S definitely wrote about it somewhere, but it may have been a separate essay for an alumni scholarship? (He was awarded that, went to UR and will be graduating this spring.) He’s a double legacy, but we have barely ever given them money!
Legacy status absolutely does matter in many schools, so if you had a great experience there, I don’t see why your D shouldn’t mention it as one reason why she wants to go there.
My son mentioned his brother’s graduating from the same school and how much he enjoyed his visits to campus visiting him
My latest applicant happened to apply to both her parents’ alma maters. In both cases, she did write about taking the tour with alum mom or dad, but used it as a springboard for how she is her own unique person with interests that differ, and while she loved seeing the school through our eyes and hearing about our experiences, she also pointed out how each particular school would work for her personal circumstances.
My daughter stressed her legacy connection in her essay – on the advice of an admissions officer at the college. She also discussed several other reasons why she was applying. She was being very honest in her response – like your kid, she was partly attracted to the school because of my experience and that of my friends, and her essay discussed that connection and what it meant to her.
As long as it shows up somewhere in the app, she it doesn’t need to be in the essay. But if it truly is part of her reason, then it is fine to include it.
Thank you everyone!
I don’t think my kid mentioned it in her Why Yale essay. Of course they knew she was a legacy from other parts of her application. She just had so many other reasons for wanting to attend. From some of the reasons, it was probably obvious she had some first hand knowledge (lots of trips for reunions, knowing lots of adults who attended, having a realistic view of academics and social scene, etc.).
Depends on the school most likely. At our big flagship school, there are so many legacies I doubt admissions couldn’t care less…I don’t think it holds a lot of weight.
Something else it sort of reminds me off. Remember in Blindside when Michael states he wants to go to Ole Miss because all his family went there? Well, that was a touching moment we all watched. Seems like if you put that in an essay they wil think you are just trying to copy and tug at the heartstrings…they already saw the movie, too. I don’t think it will work, I think it will cause eye rolling. It would me.

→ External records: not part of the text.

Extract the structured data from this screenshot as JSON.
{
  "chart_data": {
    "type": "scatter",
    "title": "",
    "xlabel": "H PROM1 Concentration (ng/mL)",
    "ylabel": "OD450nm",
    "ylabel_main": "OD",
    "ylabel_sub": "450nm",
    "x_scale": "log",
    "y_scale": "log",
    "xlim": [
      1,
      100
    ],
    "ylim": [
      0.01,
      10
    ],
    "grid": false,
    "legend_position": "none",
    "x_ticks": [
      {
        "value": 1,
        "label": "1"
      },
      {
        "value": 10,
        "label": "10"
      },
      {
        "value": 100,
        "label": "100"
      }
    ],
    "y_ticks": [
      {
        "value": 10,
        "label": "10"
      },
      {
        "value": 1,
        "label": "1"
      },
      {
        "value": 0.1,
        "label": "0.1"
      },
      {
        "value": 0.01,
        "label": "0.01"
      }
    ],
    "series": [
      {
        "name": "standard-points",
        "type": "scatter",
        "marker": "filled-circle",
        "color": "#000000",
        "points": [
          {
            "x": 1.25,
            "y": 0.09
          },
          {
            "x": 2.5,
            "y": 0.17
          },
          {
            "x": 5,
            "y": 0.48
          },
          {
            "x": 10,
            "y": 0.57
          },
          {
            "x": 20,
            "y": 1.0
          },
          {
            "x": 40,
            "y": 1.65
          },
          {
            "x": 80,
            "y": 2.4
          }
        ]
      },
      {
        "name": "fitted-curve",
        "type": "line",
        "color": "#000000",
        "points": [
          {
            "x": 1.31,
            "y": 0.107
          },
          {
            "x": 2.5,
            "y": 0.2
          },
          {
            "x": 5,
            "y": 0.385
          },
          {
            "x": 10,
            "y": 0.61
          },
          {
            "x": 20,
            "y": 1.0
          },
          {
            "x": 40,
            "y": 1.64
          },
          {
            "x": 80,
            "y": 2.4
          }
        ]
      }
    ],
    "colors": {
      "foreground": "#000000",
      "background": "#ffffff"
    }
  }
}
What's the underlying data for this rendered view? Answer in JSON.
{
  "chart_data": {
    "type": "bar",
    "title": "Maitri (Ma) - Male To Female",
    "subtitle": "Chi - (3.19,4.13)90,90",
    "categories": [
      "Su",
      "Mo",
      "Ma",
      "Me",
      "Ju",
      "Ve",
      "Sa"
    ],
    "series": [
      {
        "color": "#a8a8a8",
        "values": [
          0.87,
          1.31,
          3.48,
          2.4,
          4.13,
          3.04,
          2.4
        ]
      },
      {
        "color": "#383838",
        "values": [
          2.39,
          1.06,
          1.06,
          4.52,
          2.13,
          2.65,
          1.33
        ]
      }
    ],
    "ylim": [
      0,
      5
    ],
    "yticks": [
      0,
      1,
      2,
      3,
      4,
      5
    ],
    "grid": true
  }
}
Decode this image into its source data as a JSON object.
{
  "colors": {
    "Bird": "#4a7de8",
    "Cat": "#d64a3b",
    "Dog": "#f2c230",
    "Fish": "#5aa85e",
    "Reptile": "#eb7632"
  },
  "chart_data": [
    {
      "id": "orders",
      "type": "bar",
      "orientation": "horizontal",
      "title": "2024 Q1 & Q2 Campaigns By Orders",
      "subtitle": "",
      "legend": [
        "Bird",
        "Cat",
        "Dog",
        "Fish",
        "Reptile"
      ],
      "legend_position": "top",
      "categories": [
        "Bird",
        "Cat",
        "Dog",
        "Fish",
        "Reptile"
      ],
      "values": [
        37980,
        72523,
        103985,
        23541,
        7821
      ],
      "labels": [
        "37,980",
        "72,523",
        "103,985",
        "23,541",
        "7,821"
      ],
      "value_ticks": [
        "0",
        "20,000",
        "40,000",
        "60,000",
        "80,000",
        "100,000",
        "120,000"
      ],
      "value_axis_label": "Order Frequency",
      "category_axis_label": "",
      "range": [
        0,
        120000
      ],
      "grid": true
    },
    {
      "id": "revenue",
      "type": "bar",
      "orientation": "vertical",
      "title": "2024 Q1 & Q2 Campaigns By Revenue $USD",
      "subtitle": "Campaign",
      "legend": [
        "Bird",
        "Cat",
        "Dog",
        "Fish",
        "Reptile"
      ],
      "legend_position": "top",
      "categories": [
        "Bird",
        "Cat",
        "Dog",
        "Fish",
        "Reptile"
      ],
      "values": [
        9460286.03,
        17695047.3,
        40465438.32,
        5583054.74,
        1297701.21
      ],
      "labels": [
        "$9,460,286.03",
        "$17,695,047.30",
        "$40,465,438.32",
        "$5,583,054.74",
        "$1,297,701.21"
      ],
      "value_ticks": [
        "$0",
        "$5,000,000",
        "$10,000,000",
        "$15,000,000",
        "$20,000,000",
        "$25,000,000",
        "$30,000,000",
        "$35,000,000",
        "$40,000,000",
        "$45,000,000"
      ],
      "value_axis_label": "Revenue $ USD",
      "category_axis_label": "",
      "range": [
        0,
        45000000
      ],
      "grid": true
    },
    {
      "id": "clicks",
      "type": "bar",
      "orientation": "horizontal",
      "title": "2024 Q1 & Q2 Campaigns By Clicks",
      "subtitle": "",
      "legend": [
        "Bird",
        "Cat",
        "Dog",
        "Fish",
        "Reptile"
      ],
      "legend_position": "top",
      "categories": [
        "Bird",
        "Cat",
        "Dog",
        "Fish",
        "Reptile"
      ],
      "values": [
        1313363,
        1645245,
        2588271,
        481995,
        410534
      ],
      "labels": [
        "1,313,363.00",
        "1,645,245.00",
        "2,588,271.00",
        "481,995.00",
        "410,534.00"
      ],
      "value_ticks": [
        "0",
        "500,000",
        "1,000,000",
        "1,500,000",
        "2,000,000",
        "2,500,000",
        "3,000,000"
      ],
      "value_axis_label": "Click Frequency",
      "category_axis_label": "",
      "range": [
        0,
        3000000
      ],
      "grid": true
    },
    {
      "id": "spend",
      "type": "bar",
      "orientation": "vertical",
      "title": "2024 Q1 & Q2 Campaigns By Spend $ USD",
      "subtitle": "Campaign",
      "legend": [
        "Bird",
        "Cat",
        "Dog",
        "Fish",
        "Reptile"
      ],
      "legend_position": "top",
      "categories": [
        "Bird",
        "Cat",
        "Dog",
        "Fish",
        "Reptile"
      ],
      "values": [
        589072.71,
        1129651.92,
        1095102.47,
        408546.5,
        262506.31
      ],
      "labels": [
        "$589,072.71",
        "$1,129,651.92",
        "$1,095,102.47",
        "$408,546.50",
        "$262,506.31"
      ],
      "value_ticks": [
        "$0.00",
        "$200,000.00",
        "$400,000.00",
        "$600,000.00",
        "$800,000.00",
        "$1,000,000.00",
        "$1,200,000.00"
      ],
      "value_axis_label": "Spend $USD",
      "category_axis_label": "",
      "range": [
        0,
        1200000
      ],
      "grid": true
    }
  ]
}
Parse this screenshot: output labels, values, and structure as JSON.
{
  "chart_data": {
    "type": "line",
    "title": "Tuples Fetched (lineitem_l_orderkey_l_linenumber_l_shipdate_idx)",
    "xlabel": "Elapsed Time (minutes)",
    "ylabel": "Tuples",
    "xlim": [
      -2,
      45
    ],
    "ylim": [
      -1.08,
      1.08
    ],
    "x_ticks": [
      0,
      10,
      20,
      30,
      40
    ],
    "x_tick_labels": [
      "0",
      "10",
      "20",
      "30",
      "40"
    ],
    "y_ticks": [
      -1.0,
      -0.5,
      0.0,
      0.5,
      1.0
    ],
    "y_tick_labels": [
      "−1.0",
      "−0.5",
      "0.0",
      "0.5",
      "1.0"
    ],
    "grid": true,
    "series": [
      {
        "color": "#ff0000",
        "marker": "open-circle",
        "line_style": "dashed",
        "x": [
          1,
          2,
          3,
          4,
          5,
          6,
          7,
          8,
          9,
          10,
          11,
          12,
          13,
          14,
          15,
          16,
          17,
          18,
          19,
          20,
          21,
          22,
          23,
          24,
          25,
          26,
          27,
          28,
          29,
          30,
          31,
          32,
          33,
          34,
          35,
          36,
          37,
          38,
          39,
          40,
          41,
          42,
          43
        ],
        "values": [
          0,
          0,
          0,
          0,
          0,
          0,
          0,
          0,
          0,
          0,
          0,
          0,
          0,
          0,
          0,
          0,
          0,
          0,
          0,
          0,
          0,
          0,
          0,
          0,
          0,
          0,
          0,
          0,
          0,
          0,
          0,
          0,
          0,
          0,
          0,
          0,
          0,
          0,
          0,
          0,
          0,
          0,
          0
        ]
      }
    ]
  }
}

I would agree at least on the apps there are questions for our schools to name parental alumni (public and private both) The out of state flagship I attended for grad school sent me a note thanking me for entrusting Flagship U as a possible destination for '16 student.
The school my S went to specifically asked about parent alma maters only, and only considered that to be legacy. So he didn’t mention that his grandfather went there. However, it came up in the interview, and the interviewer thought it was a big deal, and later called up to get more info (year he graduated, etc.).
So of course yours is a parent legacy to begin with, but I tell this story to say that it sometimes might matter more than you think, and it can’t hurt. Not sure if the admins saw it as being as important as the interviewer did, but you never know.
DD actually wrote about how, for many years, she did not want to attend my college because she wanted her own path. Then wrote about all the things she came to like about it that overcame her earlier objection. She discussed specific things in a way that showed she really ‘got’ the school and its ethos. She was admitted.
I didn’t have to write about my interest in my mother’s alma mater. Being a legacy was a deterrent for me, but I thought the school was worth applying to at the time. I usually discourage applying to a school where you’re a legacy.
Sad truth, my kid’s first (recognizable) words were “Go Blue!,” (well, more like “Go Boo!”). That did figure into his essay.
^Mine both got accepted to Michigan (where they were double legacies). Then both turned it down.